Announcement

Collapse
No announcement yet.
X
  • Filter
  • Time
  • Show
Clear All
new posts

  • Why probit works, but multinomial probit doesn't?

    In short, I estimate 4 probit regressions, examining the effects of a variable X on the probability of being employment (versus unemployed), on 4 worker groups:

    1. total sample
    2. sector a
    3. sector b
    4. sector c.

    In each model the command is the same:

    dprobit employed X

    and all the estimations are successfully carried out.


    Then I try to incorporate all 4 regressions in 1, i.e. to estimate a multinomial probit model, instead.

    In this case I examine whether variable X affects mobility between these sectors a, b and c, using an indicator variable (id), taking the values 1, 2 and 3, respectively.

    The command I use is:

    mprobit id X

    However, in all my attempts the model cannot be estimated. The results either indicate "Hessian not negatively semi-definite" or the iterations (not concave) just continue forever.

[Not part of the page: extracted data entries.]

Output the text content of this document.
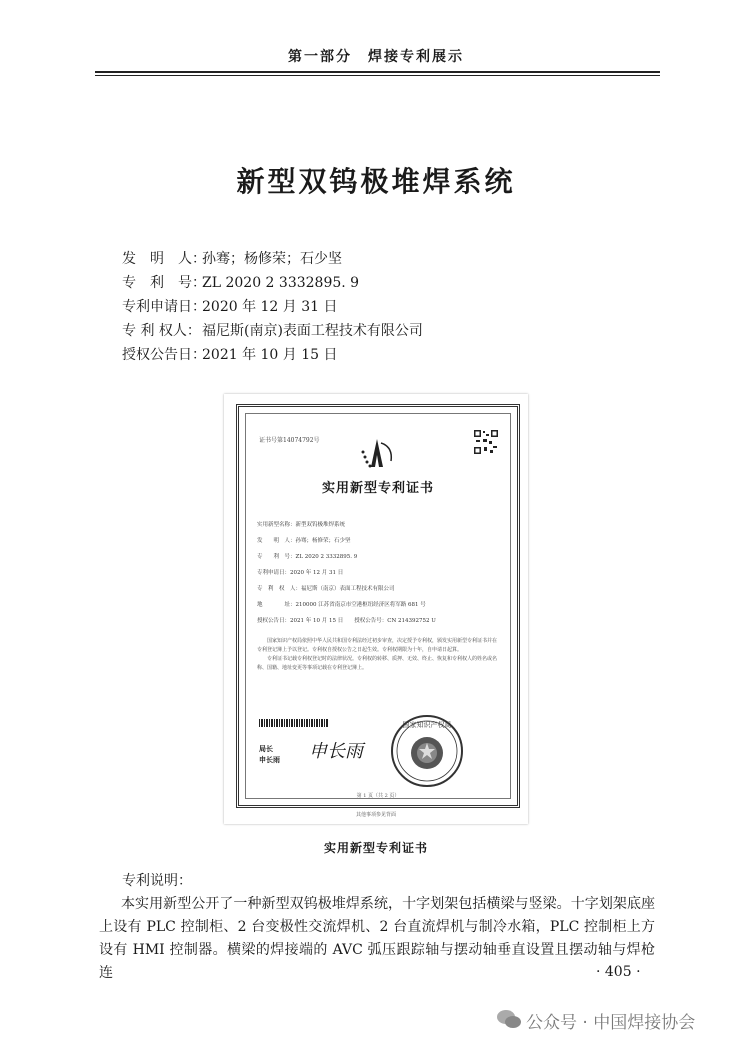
第一部分　焊接专利展示
新型双钨极堆焊系统
发　明　人：孙骞；杨修荣；石少坚
专　利　号：ZL 2020 2 3332895. 9
专利申请日：2020 年 12 月 31 日
专 利 权人：福尼斯(南京)表面工程技术有限公司
授权公告日：2021 年 10 月 15 日
证书号第14074792号
实用新型专利证书
实用新型名称：新型双钨极堆焊系统
发　　明　人：孙骞；杨修荣；石少坚
专　　利　号：ZL 2020 2 3332895. 9
专利申请日：2020 年 12 月 31 日
专　利　权　人：福尼斯（南京）表面工程技术有限公司
地　　　　址：210000 江苏省南京市空港枢纽经济区将军路 681 号
授权公告日：2021 年 10 月 15 日　　授权公告号：CN 214392752 U
国家知识产权局依照中华人民共和国专利法经过初步审查，决定授予专利权，颁发实用新型专利证书并在专利登记簿上予以登记。专利权自授权公告之日起生效。专利权期限为十年，自申请日起算。
专利证书记载专利权登记时的法律状况。专利权的转移、质押、无效、终止、恢复和专利权人的姓名或名称、国籍、地址变更等事项记载在专利登记簿上。
局长
申长雨 申长雨
国家知识产权局
第 1 页（共 2 页）
其他事项参见背面
实用新型专利证书
专利说明：
本实用新型公开了一种新型双钨极堆焊系统，十字划架包括横梁与竖梁。十字划架底座上设有 PLC 控制柜、2 台变极性交流焊机、2 台直流焊机与制冷水箱，PLC 控制柜上方设有 HMI 控制器。横梁的焊接端的 AVC 弧压跟踪轴与摆动轴垂直设置且摆动轴与焊枪连	· 405 ·
公众号 · 中国焊接协会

    May someone explain to me how this comes, the probit models to be estimated without problems, while the multinomial probit model is not? In the same exactly data set?


    Also, any suggestions how to solve this?
    Last edited by Pandelis Andreou; 15 Dec 2018, 09:56.

  • #2
    Multinomial probit and logit are for the case when you have a few options, such as whether you take a green, blue, or red bus to work.

    From what I get about your data, your subsamples are not overlapping. Nobody has all the options, you have the option of either taking no bus, or red bus, then another person has the option of taking no bus, or green bus, etc.

    Maybe this is why you cannot estimate the multinomial probit, because it is not appropriate for your data.

    Comment


    • #3
      Well, just because one model works, there is no guarantee that some other vaguely related model will also converge. There's no connection between them. So let's just focus on why your -mprobit- model is not converging.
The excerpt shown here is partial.